El ahorrativo
Eran los noventa, y la empresa donde trabajaba iba a renovar uno de sus vehículos: una camioneta Nissan pick-up. Ya había cumplido su tiempo de depreciación, así que se organizó una subasta sin siquiera poner precio base. Todos los empleados podían ofrecer un monto en un sobre cerrado hasta una fecha límite. Luego, se abrirían los sobres y el mayor postor se llevaría el vehículo.
Pero, ¿sería rentable hacer una oferta? Todos tenían dudas, y el que más la manejaba, la llevaba a sus mantenimientos y sabía de mecánica automotriz era Manuel. Manuel tenía fama de ahorrativo, al igual que yo. Siempre nos bromeábamos con que él era el presidente del club de duros y yo el vicepresidente. En cuanto alguien daba alguna muestra de ahorratividad, de inmediato le decía que le iba a alcanzar la ficha de inscripción al club, previo pago por derecho de admisión, el cual nunca era amortizado porque el susodicho en cuestión resultaba ser más duro que los miembros de nuestra honorable sociedad.

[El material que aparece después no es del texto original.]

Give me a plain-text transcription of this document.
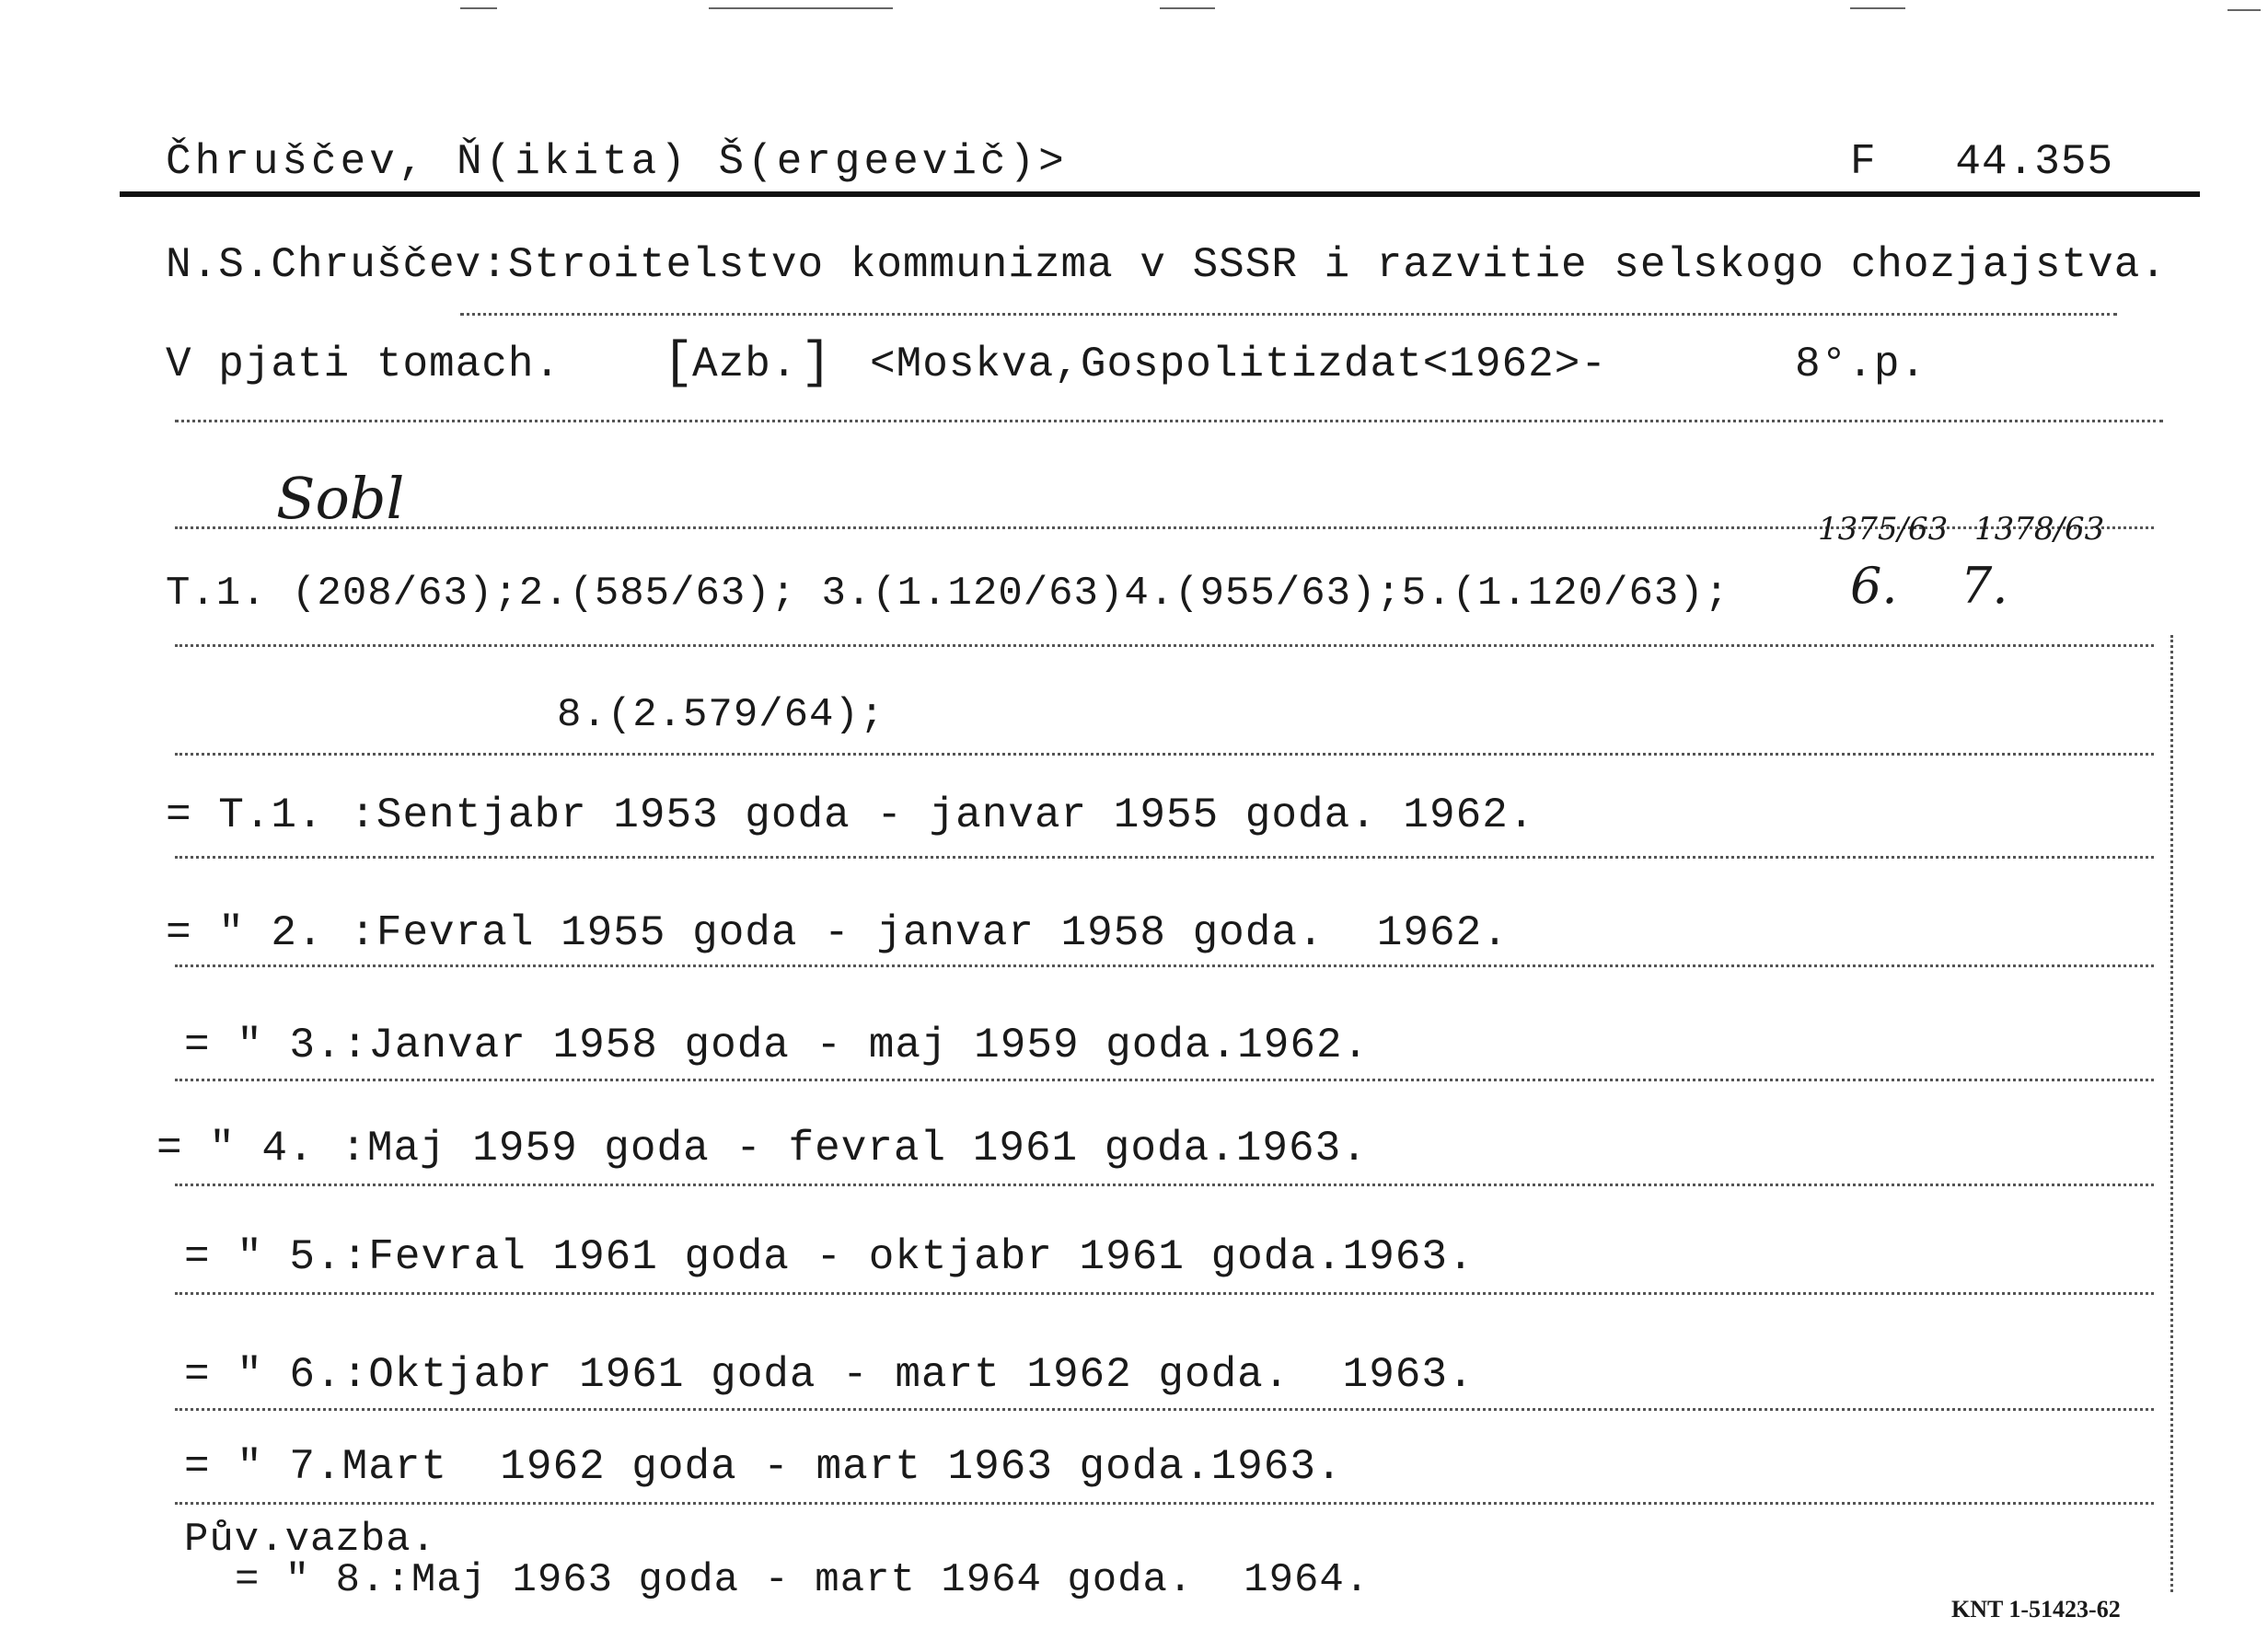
Čhruščev, Ň(ikita) Š(ergeevič)>	F   44.355
N.S.Chruščev:Stroitelstvo kommunizma v SSSR i razvitie selskogo chozjajstva.
V pjati tomach. [
Azb. ] <Moskva,Gospolitizdat<1962>-	8°.p.
Sobl	1375/63 1378/63
T.1. (208/63);2.(585/63); 3.(1.120/63)4.(955/63);5.(1.120/63); 6. 7.
8.(2.579/64);
= T.1. :Sentjabr 1953 goda - janvar 1955 goda. 1962.
= " 2. :Fevral 1955 goda - janvar 1958 goda.  1962.
= " 3.:Janvar 1958 goda - maj 1959 goda.1962.
= " 4. :Maj 1959 goda - fevral 1961 goda.1963.
= " 5.:Fevral 1961 goda - oktjabr 1961 goda.1963.
= " 6.:Oktjabr 1961 goda - mart 1962 goda.  1963.
= " 7.Mart  1962 goda - mart 1963 goda.1963.
Pův.vazba.
= " 8.:Maj 1963 goda - mart 1964 goda.  1964.
KNT 1-51423-62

Manuel, por ser como era, estaba descartado de soltar un centavo por la camioneta, así que era la persona indicada para consultarle sobre la rentabilidad de la compra.
—Manuel, ¿cómo ves la camioneta? ¿Conviene o no conviene comprarla?
—Mira, esa camioneta ya está muerta. La empresa solo quiere deshacerse de ella sin pagar por botarla. Tiene los palieres destrozados, la suspensión hecha polvo y necesita una bajada de motor. Sin contar que las bombas de gasolina, frenos y agua están listas para el desguace.
Cuando llegó el día de abrir los sobres, solo había uno.
Más de treinta años después, manejando mi auto, al parar en un semáforo me percato de que la camioneta del costado era aquella, con Manuel al volante. Me saludó sonriente y, apenas cambió la luz, salió disparado, rebasándome con facilidad. Ni siquiera quemó aceite. Y pensar que esa máquina "inservible" le costó solo cinco dólares.